After a few years, quite self confident and patting myself on the back for making such an inspired choice, I thought “If I have a good thing going, why not add some more? ” In a long extended sweeping bed abutting my neighbors property line with evergreens acting as the buffer point, I did just that: planting 3 more Robinia pseuocacia ‘Frisia’, siting them in scale to the 6 already planted.
For the first 5-10 years of their life, I absolutely loved my robinias. Outside of my Davidia involucrata, the robinias were the most ‘oohed and aahed’ at trees when garden tours or groups came for a visit. Yes, they’re a bit of a nuisance when a storm hit: their thin, brittle branches would break off and strewn themselves all over the garden. And when their fragrant flowers turn into seed pods, although the leaves retain their lime color, by the time the end of the summer rolls in, their startling beauty fades: they become ‘just another tree with delicate leaves’.
At the same time that I planted one set of robinias, I bought one as a gift for Chanticleer, a public pleasure garden in my neighborhood. Over the years, the gardeners have kept it pruned as a medium sized, free form shrub in a herbaceous border. It looks stunning, much like a Catalpa bignoides ‘Aurea’ (Indian Bean Tree) doeswhen maintained as a shrub.
Although I added a few rows of yews and tried to emulate Piet Oudlf’s style of undulating them (well, at least I tried), my cold looking, steep front yard was still in need of some delicate curb trees to soften it up. I began to research out other robinias. In spring in one of the gardens at Hidcote, I was taken by the robinias maintained as large shrubs interspersed with a plethora of roses and perennials. Their delicate, rose-pink blooms were delightful. Consequently, when I found Robinia pseudoacacia ‘Purple Robe’ in Greer Garden’s catalogue, I thought I had found another winner and immediately ordered 4 of them.

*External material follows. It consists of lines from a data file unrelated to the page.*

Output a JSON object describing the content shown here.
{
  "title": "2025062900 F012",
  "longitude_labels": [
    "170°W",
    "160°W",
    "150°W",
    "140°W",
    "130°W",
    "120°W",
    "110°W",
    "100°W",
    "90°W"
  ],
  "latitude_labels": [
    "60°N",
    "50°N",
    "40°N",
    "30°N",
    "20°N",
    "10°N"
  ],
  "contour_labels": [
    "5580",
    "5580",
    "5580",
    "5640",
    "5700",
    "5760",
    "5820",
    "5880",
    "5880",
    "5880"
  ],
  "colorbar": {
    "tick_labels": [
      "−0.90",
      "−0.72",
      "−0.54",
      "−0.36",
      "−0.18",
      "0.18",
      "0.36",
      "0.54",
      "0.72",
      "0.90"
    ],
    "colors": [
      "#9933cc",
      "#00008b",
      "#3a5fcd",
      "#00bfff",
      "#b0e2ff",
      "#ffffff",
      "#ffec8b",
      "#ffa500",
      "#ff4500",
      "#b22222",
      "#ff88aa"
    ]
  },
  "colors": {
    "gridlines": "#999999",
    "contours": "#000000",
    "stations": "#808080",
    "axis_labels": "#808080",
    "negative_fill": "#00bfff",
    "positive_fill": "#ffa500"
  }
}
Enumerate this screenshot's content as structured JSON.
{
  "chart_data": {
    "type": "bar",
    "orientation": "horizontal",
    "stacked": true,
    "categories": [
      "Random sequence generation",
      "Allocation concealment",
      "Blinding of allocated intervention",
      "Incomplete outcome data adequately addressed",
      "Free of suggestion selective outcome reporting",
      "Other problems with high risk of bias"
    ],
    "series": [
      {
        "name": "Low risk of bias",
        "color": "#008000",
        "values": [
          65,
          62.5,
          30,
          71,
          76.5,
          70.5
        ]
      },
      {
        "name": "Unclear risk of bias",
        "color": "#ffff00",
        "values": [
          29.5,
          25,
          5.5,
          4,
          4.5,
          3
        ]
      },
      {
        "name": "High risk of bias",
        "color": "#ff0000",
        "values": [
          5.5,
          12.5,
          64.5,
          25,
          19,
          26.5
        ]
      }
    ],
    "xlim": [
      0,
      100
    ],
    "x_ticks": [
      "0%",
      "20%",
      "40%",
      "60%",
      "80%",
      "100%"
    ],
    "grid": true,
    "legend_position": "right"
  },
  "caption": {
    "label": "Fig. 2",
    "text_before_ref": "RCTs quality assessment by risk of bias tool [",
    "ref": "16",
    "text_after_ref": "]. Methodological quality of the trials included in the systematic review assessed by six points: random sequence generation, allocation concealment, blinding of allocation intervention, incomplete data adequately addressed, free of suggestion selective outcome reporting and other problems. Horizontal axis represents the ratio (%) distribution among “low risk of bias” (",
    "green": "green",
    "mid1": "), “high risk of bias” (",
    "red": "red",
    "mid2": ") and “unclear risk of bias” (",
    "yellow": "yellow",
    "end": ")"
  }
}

Within a season, their spring bloom of purple/pink pendant shaped racemes of blooms with dark green leaves was a knock out. People walking or driving by would literally stop and stare.
OK, so now I’ve given you the history of my relationship and love affair with these seductive trees. Let me tell you the down side of their personalities. Because they’re so spiny and brittle, as they mature, more than a few branches, some of them major, break off of the tree.
Secondly, their fast growth is problematic. Since I don’t buy into the theory of topping off trees, I was unable to keep their canopy in the back area, low and welcoming. Thirdly, the shape of the trees had to be altered over several years of pruning. That ‘s because so many of the lower branches broke off, many remaining ones had to be pruned to keep the trees looking symmetrical. Within 7 years, there was no sense of a canopy and the branches became so high that the only place one could view their beauty was on the lower levels of the garden.
And finally, their worst characteristic is their rampant self-seeding anywhere and everywhere. The first few times this happened, I thought,” How charming, I can give them to my friends.” But each season, I had to pull out at least 2 dozen not so small seedlings(in borders and grass), along with cutting back dozens on the edge of my woodland that had become humongous. Whether or not they’re labeled invasive, I don’t know. But in my humble opinion, they most certainly are!
Would I use these trees in my garden again? No way! My one exception might be only like Chanticleer did: as a standout shrub in a herbaceous border. Perhaps then
one could keep this wild specimen under control while still enjoying its gorgeous color and fragrant blooms!